J&K police had warned of holes in coastal security
29 Nov 2008, 1334 hrs
JAMMU: The Jammu and Kashmir police had alerted the central government about holes in Indian coastal security following disclosures by two Pakistani
terrorists of Lashkar-e-Taiba (LET) arrested from the mountainous Rajouri district in March last year.
A police official said on condition of anonymity that the two Pakistani militants, arrested by Rajouri and Poonch police in a joint operation in Manjakote, had alleged that sea routes were used for infiltration for the first time "by paying bribes to coast guards".
Abdul Majeed of Nawabshah and Mohammad Jameel of Mansera had reportedly revealed to the interrogators that they had infiltrated into Indian territory in groups of eight from Karachi through the sea route.
They claimed they had paid "huge amounts to coastguards to reach Mumbai after a private boat they were sailing in was intercepted by the guards in Indian waters".
The official said: "The militants told us that they were sent from Karachi as a group of eight militants in a private boat by LeT's 'launching commander'. It took them three days to reach Mumbai. Their ship was intercepted by the Indian Coast Guard when it went out of order for sometime. However, the terrorist managed to cross the security net by paying a huge bribe."

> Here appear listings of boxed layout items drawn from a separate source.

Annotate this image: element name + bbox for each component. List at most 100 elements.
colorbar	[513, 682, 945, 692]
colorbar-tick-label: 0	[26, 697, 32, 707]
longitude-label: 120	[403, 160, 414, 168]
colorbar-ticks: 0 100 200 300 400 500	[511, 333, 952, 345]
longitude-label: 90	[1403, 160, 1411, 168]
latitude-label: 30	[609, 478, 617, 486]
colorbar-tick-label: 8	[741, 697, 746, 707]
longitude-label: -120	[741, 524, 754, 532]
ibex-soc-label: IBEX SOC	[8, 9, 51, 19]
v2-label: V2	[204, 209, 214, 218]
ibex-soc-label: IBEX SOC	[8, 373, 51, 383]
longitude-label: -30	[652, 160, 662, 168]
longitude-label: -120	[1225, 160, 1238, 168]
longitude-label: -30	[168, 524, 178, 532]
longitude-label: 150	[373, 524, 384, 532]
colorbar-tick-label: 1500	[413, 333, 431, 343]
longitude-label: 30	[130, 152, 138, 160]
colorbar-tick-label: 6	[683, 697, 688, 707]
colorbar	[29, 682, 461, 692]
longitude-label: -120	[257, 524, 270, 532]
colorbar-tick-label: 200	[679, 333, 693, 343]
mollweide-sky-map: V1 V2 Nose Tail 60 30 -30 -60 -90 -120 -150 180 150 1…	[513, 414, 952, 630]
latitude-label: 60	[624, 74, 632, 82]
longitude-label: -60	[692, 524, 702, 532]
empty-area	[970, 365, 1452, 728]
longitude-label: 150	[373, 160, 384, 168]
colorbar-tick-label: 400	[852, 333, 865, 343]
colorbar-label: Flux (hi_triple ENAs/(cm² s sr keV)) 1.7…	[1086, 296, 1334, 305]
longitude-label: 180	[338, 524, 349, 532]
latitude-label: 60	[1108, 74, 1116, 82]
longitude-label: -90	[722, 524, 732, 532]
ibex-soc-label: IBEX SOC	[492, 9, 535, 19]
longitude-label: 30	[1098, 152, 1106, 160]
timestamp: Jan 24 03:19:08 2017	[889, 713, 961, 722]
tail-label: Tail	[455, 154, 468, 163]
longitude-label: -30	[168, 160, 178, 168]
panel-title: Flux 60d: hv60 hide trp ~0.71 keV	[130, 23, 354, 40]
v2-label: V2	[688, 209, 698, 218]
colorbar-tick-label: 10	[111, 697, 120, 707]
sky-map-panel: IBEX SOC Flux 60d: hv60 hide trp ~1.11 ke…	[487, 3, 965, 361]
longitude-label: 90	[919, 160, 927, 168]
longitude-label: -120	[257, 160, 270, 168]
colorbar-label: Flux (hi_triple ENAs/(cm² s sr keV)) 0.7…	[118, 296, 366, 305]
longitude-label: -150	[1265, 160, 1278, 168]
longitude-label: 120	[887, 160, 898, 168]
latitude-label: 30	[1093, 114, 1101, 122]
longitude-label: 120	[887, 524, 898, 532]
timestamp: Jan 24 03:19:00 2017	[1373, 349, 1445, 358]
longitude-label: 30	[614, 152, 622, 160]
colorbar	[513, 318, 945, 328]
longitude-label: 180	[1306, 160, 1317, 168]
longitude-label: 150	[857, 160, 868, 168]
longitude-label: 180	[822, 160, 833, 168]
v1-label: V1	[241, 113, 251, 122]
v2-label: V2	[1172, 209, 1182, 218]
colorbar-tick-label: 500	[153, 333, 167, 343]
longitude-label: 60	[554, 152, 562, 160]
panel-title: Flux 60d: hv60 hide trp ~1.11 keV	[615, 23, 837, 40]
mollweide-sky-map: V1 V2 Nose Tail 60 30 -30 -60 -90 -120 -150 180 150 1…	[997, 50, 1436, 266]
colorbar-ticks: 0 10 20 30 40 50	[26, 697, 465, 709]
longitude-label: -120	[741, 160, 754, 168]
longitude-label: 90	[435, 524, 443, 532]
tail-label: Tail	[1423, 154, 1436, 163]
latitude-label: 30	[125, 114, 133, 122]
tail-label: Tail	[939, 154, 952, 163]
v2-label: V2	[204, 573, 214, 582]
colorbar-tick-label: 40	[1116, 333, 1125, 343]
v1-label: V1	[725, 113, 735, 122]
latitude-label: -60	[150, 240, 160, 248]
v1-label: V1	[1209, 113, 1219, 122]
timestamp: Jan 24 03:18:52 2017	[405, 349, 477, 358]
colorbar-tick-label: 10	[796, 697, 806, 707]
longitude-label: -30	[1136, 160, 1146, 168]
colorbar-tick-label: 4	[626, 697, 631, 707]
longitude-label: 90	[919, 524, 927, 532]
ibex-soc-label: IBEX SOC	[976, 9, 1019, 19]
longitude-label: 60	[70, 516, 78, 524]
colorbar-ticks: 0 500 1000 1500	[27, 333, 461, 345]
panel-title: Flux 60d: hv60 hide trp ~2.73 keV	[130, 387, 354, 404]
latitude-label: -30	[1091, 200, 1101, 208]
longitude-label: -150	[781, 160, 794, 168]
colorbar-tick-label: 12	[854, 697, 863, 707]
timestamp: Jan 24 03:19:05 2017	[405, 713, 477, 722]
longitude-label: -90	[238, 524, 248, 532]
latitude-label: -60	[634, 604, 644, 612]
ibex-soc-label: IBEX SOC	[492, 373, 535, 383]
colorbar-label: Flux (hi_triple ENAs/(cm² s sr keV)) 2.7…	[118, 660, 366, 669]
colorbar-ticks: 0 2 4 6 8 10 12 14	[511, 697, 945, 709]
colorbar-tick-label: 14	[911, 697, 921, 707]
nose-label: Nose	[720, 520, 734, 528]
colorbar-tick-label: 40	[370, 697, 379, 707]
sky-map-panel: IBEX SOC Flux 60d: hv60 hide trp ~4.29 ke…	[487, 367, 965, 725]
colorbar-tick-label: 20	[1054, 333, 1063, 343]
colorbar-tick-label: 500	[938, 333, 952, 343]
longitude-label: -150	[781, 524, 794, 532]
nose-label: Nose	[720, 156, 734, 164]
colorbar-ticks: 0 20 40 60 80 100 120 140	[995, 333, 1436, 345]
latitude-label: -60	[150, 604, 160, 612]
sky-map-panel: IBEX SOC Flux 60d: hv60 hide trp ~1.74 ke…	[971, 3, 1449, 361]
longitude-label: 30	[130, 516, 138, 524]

That was the first reported case of infiltration through the sea route over 20 months ago and senior police officials had "sounded more than adequate alarm about the potential of this spiralling into a bigger challenge".
He added that information about gaps in the coastal security was passed to all relevant people in the central government "as it was the first case of infiltration through sea route after fencing of the Line of Control (LoC) had made it almost impregnable. It was a serious development and required a meaningful follow-up".
On Wednesday night, a group of armed terrorists went on the rampage in Mumbai, targeting 10 prominent places. At least 152 people were killed and 327 injured in the terror drama that ended Saturday after a 59-hour standoff between security forces and the militants. Police said the terrorist had reached India's financial capital through the sea route.
The Jammu and Kashmir police official regretted that the "input and alert by us in this regard was not paid due heed".
The official recalled that in 1999 the state police had smashed a LeT cell in Samba town, 45 km south of here. They had recovered 39 pistols besides "serious information of the outfit planning to bring entire country under its domain of strikes".
"It is indeed unfortunate that information provided by us was not followed properly," he said.